I think this discussion was started because of an article somewhere saying Sekiro is too hard and needed an “easy mode” feature or something. I disagree, cuz when you buy a FROM Software game, you should know what you’re in for, lol. But it sparked a larger conversation on social media about accessibility options in games in general.
I have some thoughts on this. Accessibility in video games is something I never really thought about until I heard about AbleGamers. Since then, I’ve started to notice more when games have accessibility options and I appreciate it when I see them.
The best one that’s popped up recently is the option to remap the controls. This has been common in PC games since forever, but I’ve just started noticing games on the Switch allowing this, and it’s made things so much easier for me. I get to pick the controls that feel the most intuitive (namely, A is always jump and then I map whatever feels most comfortable from there). Like, I probably never would have gotten as far as I have in Hollow Knight without that option.
Another thing that I wish every game would do is the option to change both the X and the Y axis for camera and movement controls. Mato & I are complete opposites on this: he has to have normal controls while I always need to invert. The worst is a game that lets you invert only one, not both, leaving me feeling really dizzy. I love Red Dead Redemption 2, but I absolutely could not play it because of that problem. And the controls are just whack in general for that game. Being able to remap them would have been wonderful.

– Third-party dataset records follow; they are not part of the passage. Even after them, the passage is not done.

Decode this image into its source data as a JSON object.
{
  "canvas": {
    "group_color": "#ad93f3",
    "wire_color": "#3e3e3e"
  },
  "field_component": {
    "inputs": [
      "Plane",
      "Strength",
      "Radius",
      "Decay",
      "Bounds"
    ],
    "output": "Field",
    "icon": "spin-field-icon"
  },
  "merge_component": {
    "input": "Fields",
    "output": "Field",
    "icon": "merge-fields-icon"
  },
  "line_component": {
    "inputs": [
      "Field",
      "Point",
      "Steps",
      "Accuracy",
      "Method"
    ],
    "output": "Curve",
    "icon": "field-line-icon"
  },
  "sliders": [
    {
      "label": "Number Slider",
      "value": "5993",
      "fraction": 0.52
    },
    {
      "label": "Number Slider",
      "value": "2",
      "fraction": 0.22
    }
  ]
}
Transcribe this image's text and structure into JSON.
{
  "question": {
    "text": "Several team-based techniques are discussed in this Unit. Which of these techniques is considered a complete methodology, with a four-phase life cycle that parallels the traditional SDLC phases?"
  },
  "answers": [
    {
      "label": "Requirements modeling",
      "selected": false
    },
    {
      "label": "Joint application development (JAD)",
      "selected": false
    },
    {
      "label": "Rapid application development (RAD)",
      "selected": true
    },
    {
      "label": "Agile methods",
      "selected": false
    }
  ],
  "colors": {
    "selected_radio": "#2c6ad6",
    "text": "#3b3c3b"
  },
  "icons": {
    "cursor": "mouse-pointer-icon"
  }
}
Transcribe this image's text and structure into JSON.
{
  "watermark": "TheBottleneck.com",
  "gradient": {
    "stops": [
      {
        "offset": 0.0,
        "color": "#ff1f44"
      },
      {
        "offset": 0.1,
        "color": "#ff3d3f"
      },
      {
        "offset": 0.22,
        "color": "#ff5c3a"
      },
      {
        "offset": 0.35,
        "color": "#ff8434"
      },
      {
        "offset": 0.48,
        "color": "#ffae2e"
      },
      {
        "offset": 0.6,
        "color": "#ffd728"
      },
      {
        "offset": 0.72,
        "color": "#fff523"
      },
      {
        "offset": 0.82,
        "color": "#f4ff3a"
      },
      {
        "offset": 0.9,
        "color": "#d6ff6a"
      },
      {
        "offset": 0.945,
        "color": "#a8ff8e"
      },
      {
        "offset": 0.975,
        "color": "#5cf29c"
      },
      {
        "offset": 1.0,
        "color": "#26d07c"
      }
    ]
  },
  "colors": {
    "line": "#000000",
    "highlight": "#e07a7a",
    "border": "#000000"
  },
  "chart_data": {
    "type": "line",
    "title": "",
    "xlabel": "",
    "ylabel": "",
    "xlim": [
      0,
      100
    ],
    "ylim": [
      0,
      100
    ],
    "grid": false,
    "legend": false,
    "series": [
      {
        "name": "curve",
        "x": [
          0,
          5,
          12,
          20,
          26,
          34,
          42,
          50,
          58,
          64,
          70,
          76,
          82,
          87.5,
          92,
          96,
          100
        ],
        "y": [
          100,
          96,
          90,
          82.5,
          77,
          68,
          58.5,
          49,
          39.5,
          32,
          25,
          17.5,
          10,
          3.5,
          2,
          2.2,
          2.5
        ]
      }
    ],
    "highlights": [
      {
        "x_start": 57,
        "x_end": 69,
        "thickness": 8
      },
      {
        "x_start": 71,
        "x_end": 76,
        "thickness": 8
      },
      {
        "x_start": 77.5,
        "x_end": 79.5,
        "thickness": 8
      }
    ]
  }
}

I’ve also been playing a lot of indie games on the Switch. A common problem I ran into is mystery or horror games with handwritten letters where the text is either too small, too “cursive” and stylized to be able to read easily, or both (I’m looking at you, Goetia). Whether I want to play on the TV or handheld mode in bed, I want to be able to easily read any text. I actually considered buying a magnifying glass to play Goetia, but I just stopped playing entirely. RRD2 excelled at this, since it also had very stylized handwriting and small text, but you were able to press a button to bring up an overlay with all the text written out in an easy-to-read font. Imagine if English wasn’t your first language and you were thrown into trying to read sloppy cursive handwriting from the 1800s!
What accessibility options do you wish more games had?